講座 心理学概論 5 学習心理学 2 古典的条件付け

 我々は、梅干しを食べずとも見ただけで、唾液を分泌するなどの日常体験を持っていることだろう。このような現象のことを「条件反射」と呼び、視覚上の梅干しのことを条件刺激(Conditioned Stimulus:以下CSと略)、味覚上の梅干しのことを無条件刺激(Unconditioned Stimulus:以下USと略)、味覚から唾液分泌することを無条件反応(Unconditioned Response:以下URと略)、視覚から唾液分泌することを条件反応(Conditioned Response:以下CRと略)と呼んで区別する。このような日常の出来事は誰にでも観察されるが、それを世界で初めて心理学のテーマにしたのはサンクトペテルブルクの医師イワン・パブロフであった。ロシアに梅干しはないから、彼は実験中のイヌの観察を通してこの現象を発見した。  

 パブロフはイヌが餌皿を見ただけで消化液の分泌が増加することを発見した。そこで彼は、次のような実験を考え、実行に移した。手術が得意だった彼は、まずイヌの胃を手術で外界に露出させ、直接観察できるようにした。そしてメトロノームの音を聞かせた直後にイヌの口に肉粉を吹き付けるという手続を繰り返した。そして実験試行ではメトロノームの音だけを聞かせた。するとイヌはメトロノームの音を聞いただけで消化液を分泌することを実証した。  

 彼の研究はそれで満足しなかった。彼は条件を変えてさまざまな実験をした。まず時間的近接性を、同時条件付け(CSとUSを同時に呈示)、延滞条件付け(CSを先行呈示した上でUSを重ねて呈示)、痕跡条件付け(CS終了後にUSを呈示)、逆行条件付け(US終了後にCSを呈示)の4つのタイプに分け、遅延の短い延滞条件付けが最も効果的であることを見出した。続いてCSとUSの対呈示直前に新奇刺激を呈示するとCRが生じなくなることがあることを発見した。これを「外制止」という。そして4つの「内制止」、すなわち実験的消去、延滞制止、分化制止、条件性制止があることを突き止めた。これらの事実は一度学習された条件反射は、表面上反応が見られなくなったからと言って学習自体が消えてなくなるのではないことを示している。  

 他にも彼は、円と楕円を呈示後、円にはUSを伴い、楕円には何も伴わせないという手続で分化条件付けを行うと、はじめのうちは円にも楕円にも反応(これを「刺激般化」と言う)していたのが、次第に円だけに反応するようになり、さらに楕円を円に近づけていくと(すなわち弁別を難しくすると)、イヌは突然暴れ出し、簡単な課題もこなせなくなることを発見した。これは「実験神経症」と呼ばれる。  

 パブロフ自身は、脳のCSセンターと反応センターが連合するために条件反射が生じると考えていたようであるが、先にCS1-CS2の対呈示を行った場合CS1-USの対呈示を行っただけでCS2もCRを引き起こすこと(感性予備条件付け)、CS-USの対呈示を十分に行ったあとでラットを満腹にして刺激の価値を減ずると、CRは目に見えて減ることから、CSセンターとUSセンターの連合と見た方が正しいらしいことが分かっている。  

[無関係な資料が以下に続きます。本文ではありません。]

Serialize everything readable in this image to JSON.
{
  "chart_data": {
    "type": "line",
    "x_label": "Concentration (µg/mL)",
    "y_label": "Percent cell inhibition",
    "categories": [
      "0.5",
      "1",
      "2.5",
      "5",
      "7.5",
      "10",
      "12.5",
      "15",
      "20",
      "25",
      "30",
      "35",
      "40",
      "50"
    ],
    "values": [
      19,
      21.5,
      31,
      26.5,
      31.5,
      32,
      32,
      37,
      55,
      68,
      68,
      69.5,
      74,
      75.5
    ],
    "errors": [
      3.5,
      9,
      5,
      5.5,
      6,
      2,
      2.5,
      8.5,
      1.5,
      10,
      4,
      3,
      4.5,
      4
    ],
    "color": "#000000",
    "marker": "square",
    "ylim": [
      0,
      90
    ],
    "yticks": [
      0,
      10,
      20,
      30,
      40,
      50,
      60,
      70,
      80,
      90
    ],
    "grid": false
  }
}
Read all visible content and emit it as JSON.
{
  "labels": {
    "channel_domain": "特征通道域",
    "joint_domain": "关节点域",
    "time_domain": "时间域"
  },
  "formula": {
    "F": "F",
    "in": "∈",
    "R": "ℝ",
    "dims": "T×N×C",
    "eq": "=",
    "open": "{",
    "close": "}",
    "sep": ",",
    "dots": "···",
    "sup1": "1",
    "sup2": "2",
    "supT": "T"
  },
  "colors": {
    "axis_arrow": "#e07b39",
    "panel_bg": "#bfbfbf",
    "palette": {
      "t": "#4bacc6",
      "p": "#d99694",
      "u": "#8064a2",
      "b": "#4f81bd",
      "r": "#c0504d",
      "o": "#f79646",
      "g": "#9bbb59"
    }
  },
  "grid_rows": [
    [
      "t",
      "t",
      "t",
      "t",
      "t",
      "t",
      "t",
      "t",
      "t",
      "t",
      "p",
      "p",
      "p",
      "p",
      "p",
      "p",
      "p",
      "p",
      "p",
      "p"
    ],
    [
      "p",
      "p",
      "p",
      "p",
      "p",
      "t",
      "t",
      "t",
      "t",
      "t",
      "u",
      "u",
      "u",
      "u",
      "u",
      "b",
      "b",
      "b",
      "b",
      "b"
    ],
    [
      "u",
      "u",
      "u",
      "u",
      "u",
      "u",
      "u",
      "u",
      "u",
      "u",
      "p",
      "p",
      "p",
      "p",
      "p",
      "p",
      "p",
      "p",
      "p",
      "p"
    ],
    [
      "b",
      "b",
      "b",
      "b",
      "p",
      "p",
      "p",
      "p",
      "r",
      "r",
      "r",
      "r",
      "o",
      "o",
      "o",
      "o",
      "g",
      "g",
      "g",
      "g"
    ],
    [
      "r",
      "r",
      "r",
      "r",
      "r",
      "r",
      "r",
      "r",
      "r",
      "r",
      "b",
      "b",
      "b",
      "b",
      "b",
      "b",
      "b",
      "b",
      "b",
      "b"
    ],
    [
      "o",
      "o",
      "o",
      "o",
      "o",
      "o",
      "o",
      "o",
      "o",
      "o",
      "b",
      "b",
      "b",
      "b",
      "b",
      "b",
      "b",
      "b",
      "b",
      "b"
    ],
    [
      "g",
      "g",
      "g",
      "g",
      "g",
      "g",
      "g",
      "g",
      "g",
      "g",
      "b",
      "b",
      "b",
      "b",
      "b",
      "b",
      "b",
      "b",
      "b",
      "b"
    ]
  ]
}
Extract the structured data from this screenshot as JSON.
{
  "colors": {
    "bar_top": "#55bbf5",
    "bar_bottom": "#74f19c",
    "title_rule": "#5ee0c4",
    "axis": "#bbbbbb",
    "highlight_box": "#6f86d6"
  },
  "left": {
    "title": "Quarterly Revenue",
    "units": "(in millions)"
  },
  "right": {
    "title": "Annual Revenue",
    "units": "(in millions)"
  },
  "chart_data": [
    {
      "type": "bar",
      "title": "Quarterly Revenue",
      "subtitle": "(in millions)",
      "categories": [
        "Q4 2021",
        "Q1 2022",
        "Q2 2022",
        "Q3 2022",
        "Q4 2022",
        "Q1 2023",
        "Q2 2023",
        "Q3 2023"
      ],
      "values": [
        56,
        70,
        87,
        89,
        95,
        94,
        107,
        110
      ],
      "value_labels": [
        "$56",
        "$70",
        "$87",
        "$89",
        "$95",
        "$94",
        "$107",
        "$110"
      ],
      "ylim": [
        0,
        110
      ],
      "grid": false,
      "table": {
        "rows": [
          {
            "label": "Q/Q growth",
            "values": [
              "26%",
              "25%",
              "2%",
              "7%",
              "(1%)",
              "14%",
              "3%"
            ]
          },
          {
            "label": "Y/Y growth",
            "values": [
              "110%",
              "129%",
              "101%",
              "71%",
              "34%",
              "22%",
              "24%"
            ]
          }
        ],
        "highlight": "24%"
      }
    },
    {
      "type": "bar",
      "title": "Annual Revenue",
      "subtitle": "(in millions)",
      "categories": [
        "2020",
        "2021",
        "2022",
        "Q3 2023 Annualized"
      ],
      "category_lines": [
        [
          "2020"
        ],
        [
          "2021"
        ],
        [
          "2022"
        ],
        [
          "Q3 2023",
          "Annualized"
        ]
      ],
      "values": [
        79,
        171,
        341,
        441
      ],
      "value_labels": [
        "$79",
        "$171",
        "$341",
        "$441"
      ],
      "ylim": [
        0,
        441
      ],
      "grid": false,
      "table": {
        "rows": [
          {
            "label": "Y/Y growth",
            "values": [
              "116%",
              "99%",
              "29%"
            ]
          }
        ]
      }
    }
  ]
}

 その他にもパブロフ以降分かったこととして、「ブロッキング」「隠蔽」「過剰予期効果」などがある。はじめにCS1とUSの対呈示をすると、その後にCS1-CS2とUSの対呈示をしても、CS2はCRを惹起しないという知見が「ブロッキング」であり、CS1-CS2とUSの対呈示をしても刺激の弱い方にはCRが惹起されないという知見が「隠蔽」であり、CS1とUS、CS2とUSの対呈示後CS1-CS2の複合刺激には、CS1、CS2単独で惹起するCRよりも弱いCRしか得られないと言う知見が「過剰予期効果」である。これらは、刺激の大きさの意外性が条件反応を規定するというレスコーラ-ワグナーモデルでうまく説明できるが、ルボウの示した条件付け前にCSの単独呈示を繰り返しておくとCRの形成に遅れを生ずる「潜在抑制」が説明できないために、マッキントッシュの情報説、すなわちCSに情報としての価値がないと注意が向けられない、と言う説が取って代わっている。

 パブロフのこの業績に対しては、1904年に「ノーベル生理・医学賞」が与えられているが、筆者の素朴な疑問を最後に記す。

 なぜパブロフはわざわざ難しい手術を要する消化液で「条件反射」を主張したかったのか?なぜ犬の唾液で検証しようとしなかったのか、このような研究そのものにおける近視眼は、現在の多くの科学に積み残された課題だと言えよう。